Argumento: Nesta aventura, os nossos heróis vão viajar para o Khemed, um emirado árabe imaginário. O motivo inicial é o de esclarecer as razões de um golpe de Estado que ali aconteceu e na intenção de tentar libertar o emir, um seu velho conhecido. A história levará Tintin e o Capitão a bordo de um navio, o Ramona, onde descobrirão uma rede de tráfico de escravos em que está envolvido o malvado Roberto Rastapopoulos.

Comentário: Hergé começou uma de suas aventuras mais complicadas graças a um recorte de jornal e, até mesmo, embarcou com um colaborador num navio mercante para tirar fotos e fazer anotações. Coke en Stock tem sido criticado pelas suas estereotipias de africanos, tanto na aparência como no comportamento. Embora, obviamente, dotadas de bom coração, as personagens negras são retratadas como infantis e simplórias. No entanto, o álbum pretende fazer uma denúncia da escravatura que afecta os muçulmanos africanos em peregrinação a Meca.

 20. Tintin au Tibet

Começou a publicar-se na revista Tintin em 1958. Editada em álbum, em 1960, Hergé disse deste que é o seu favorito. A história foi escrita durante um período difícil de sua vida, quando ele estava a divorciar-se da primeira esposa e a iniciar um novo relacionamento sentimental.

Argumento: A história é diferente dos outros livros de Tintin, anteriores ou posteriores: não há inimigos e apenas integra um pequeno número de personagens. A história também é invulgarmente emotiva para Tintin: momentos de grande tensão emocional como a teimosa crença de Tintin na sobrevivência de Tchang depois de um acidente de avião nos Himalaias, a descoberta do urso de peluche na neve, o Capitão Haddock sacrificando-se para salvar Tintin, o regresso de Tharkey, o reencontro com Tchang e como o yeti perdeu o seu único amigo.

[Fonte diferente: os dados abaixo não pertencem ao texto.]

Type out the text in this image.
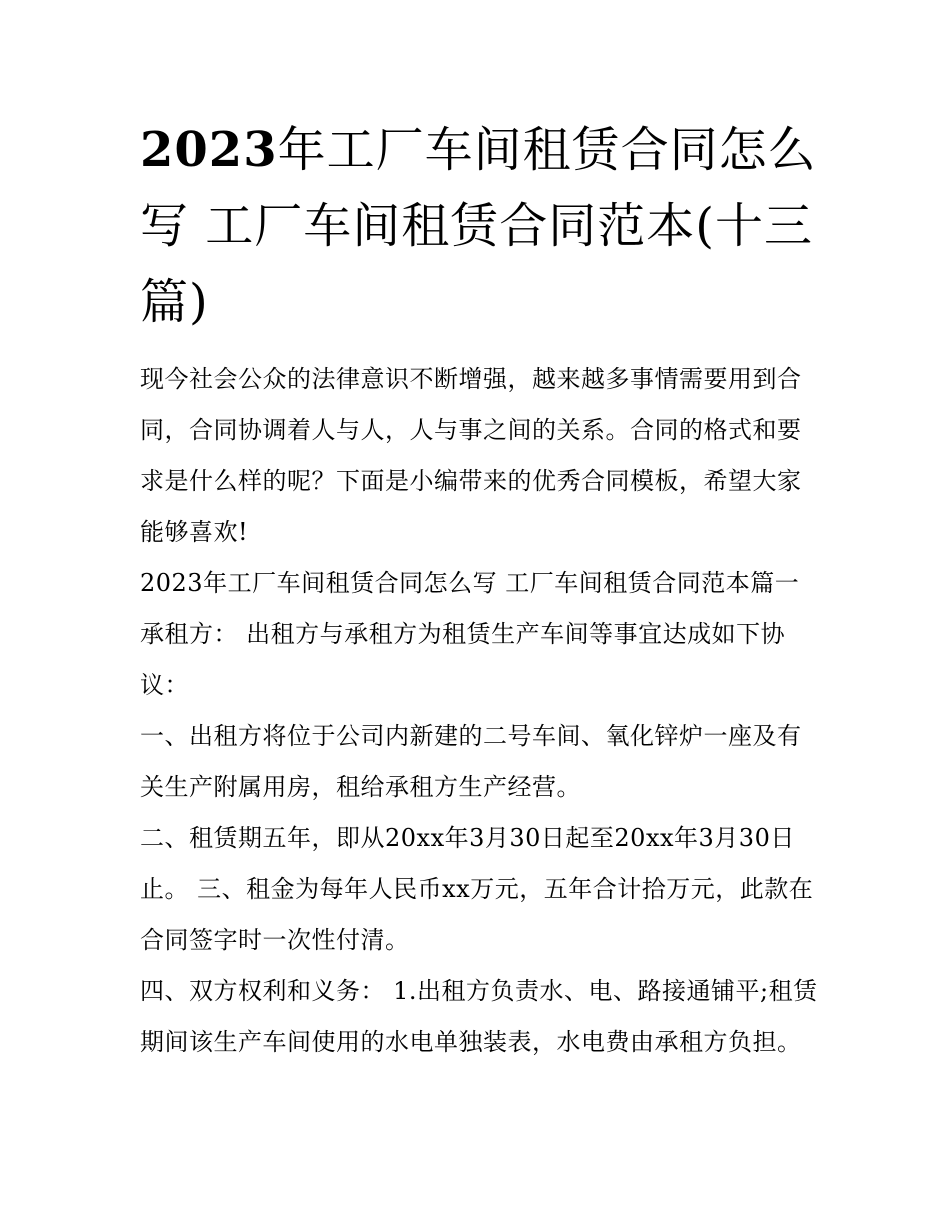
2023年工厂车间租赁合同怎么写 工厂车间租赁合同范本(十三篇)

现今社会公众的法律意识不断增强，越来越多事情需要用到合同，合同协调着人与人，人与事之间的关系。合同的格式和要求是什么样的呢？下面是小编带来的优秀合同模板，希望大家能够喜欢!

2023年工厂车间租赁合同怎么写 工厂车间租赁合同范本篇一

承租方： 出租方与承租方为租赁生产车间等事宜达成如下协议：

一、出租方将位于公司内新建的二号车间、氧化锌炉一座及有关生产附属用房，租给承租方生产经营。

二、租赁期五年，即从20xx年3月30日起至20xx年3月30日止。 三、租金为每年人民币xx万元，五年合计拾万元，此款在合同签字时一次性付清。

四、双方权利和义务： 1.出租方负责水、电、路接通铺平;租赁期间该生产车间使用的水电单独装表，水电费由承租方负担。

Comentário: É a mais espiritual e autobiográfica das obras de Hergé. Coincide com um momento de conflito interior do seu criador, como espécie de terapia psicanalítica nesses momentos. Tudo parece ser dominado pela cor branca de pureza em sintonia com a espiritualidade oriental. O álbum foi eleito como a melhor novela gráfica francesa de todos os tempos, num inquérito junto de profissionais, editores e críticos.

 21. Les Bijoux de la Castafiore

Pré-publicado na revista Tintin entre 4 de Julho de 1961 e 4 de Setembro de 1962, apareceu como álbum independente em 1963. É a mais “caseira” ou “doméstica” das histórias de Hergé. É contada com maestria como uma farsa.

Argumento: Esta aventura constitui um curioso divertimento que se demarca do habitual nos álbuns de Tintin: não há qualquer viagem nem acontecem grandes eventos ou mesmo actuam verdadeiros vilões. O protagonismo vai implicar uma mulher (Bianca Castafiore) aparecendo o restante como secundário em seu redor. A história é uma sucessão de erradas pistas e falsas aparições. Quando no fim é encontrada a esmeralda roubado tudo parece uma deliciosa desilusão: não houve maus nem conspirações.

Comentário: Parece o livro mais desconcertante da série. É uma autêntica anti-aventura protagonizada pelo mais aventureiro dos heróis de todos os tempo. Sem se sair de casa e depois de muitas vicissitudes, no final, nada acontece. Brilhante no argumento, amadurecida nos desenhos, divertida e animada como uma opereta, esta obra pode ser considerada como um clássico do século XX, que agrada mais aos adultos do que às crianças.